Peeled garlic cloves can be placed in oil and kept for up to 4 days in the fridge or several months in the freezer.
Put roasted garlic cloves that have been cooled and peeled in a clean canning jar. Good extra virgin olive oil should be added, covering and enveloping the garlic fully. For up to two weeks, carefully cover with a lid and keep in the refrigerator (no longer.)
To keep fresh garlic on hand, you can store it submerged in olive (or vegetable) oil. Another perk of storing garlic this way is that you can also use garlic-flavored oil for cooking. Just remember to replenish the oil to keep your cloves submerged.
Read also: HOW TO STORE GARLIC PASTE FOR LONGER TIME
Before fresh garlic is available on the market in late spring or early summer, there is a brief period of time when it is virtually impossible to find locally grown garlic.
The only other option is that disgusting chemical concoction that is sold as inexpensive imported Chinese garlic. We used to simply skip garlic during this time once the last clove of locally or homegrown garlic had been consumed for a good few years.
However, the previous year I was more prepared and wise, stocking up on as much locally grown garlic as I could during the fall and winter and canning it in a variety of ways.
Did you know that the family of onions includes garlic? Its Latin name is Allium sativum, and it is a relative of shallots, leeks, and chives. Although it originated in central Asia, it now grows almost everywhere. For almost 7,000 years, garlic has been utilized both as food and medicine.
WHAT YOU REQUIRE
Extra virgin olive oil or canola oil, cheesecloth, or a coffee filter, garlic, an airtight storage container, and paprika (optional).
To simplify the process, start with peeled garlic cloves. You can also use unpeeled garlic, but it will take a little longer to prepare. Place garlic in a clean and dry airtight storage container. Fill the container with enough oil to completely cover the garlic cloves. For a 1-pint (470 ml) jar of garlic, you will need about 1 cup (240 ml) of oil. Add paprika for color, if desired.
Read also: HOW LONG DOES GARLIC LAST IN FRIDGE
The process is simple. Start by peeling the garlic cloves and then gently crushing them. You can do this with a mortar and pestle, or by using the flat side of a knife to press down on the cloves. Next, heat up your oil of choice in a small saucepan over low heat.
Start with peeled garlic cloves to make the procedure simpler. You can also use garlic that hasn’t been peeled, but it will take a bit more time to make. Garlic should be stored in an airtight container that is clean and dry.
Oil should thoroughly cover the garlic cloves in the container. You will use roughly 1 cup (240 ml) of oil for a 1-pint (470 ml) container of garlic. If desired, add paprika for color.
The procedure is easy. The garlic cloves should first be peeled before being lightly crushed. Alternatively, you can push down on the cloves using the flat edge of a knife or a mortar and pestle. The next step is to warm up your preferred oil in a small pot over low heat.

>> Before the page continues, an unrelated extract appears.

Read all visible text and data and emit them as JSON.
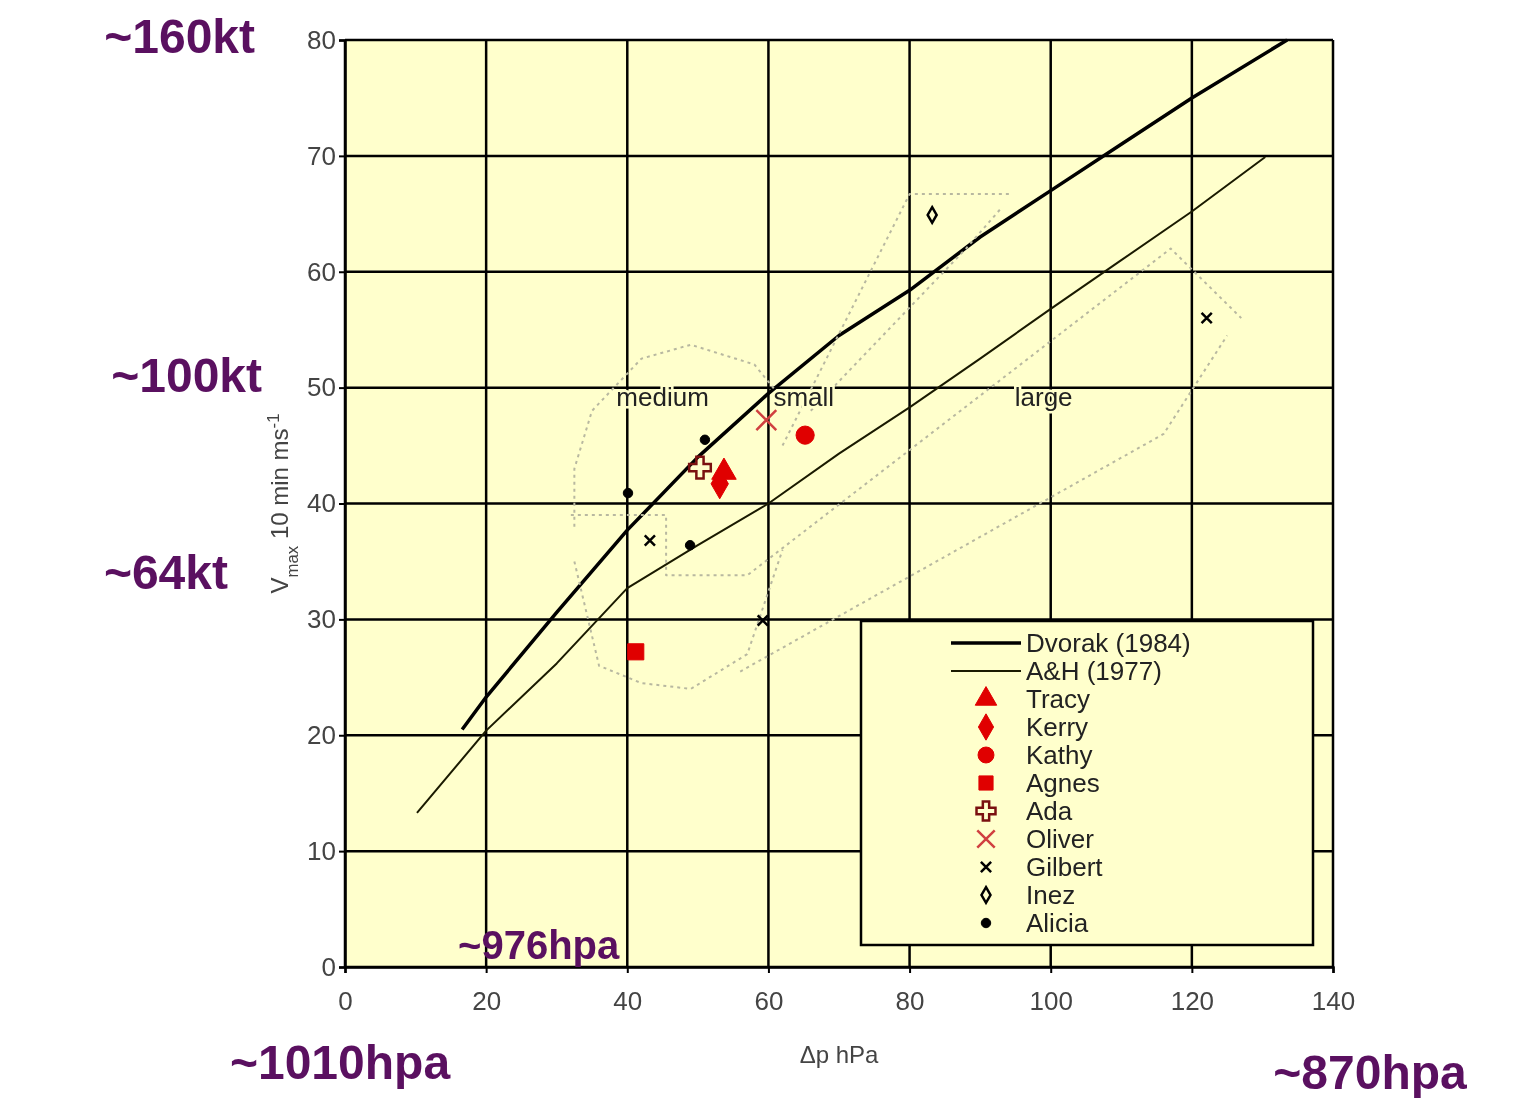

Read also: DOES MINCED GARLIC GO BAD? – ANSWERED
Gently swirl the garlic into the oil after adding it, coating each clove with the mixture. After a few minutes of simmering, take the mixture from the heat and allow it cool. The garlic and oil should be transferred to a clean glass jar once they have cooled and kept in the refrigerator for up to two months.
- Start with high-quality olive oil to preserve the integrity of your garlic-infused oil.
- Be careful not to add too much garlic to the oil; doing so can turn the oil harsh.
- Garlic-infused oil should be kept in a cool, dark area.
- If you see any mold forming on the oil’s surface, throw it away right away.
Following these guidelines will help the garlic stay fresh for as long as possible:
- Keep the garlic in a chilly, dark location.
- Store the garlic in a dry place with plenty of airflows.
- Garlic shouldn’t be washed before being stored.
- Clean the garlic of any dirt or debris before putting it away.
Garlic should be placed in an airtight container and kept at room temperature in the oil.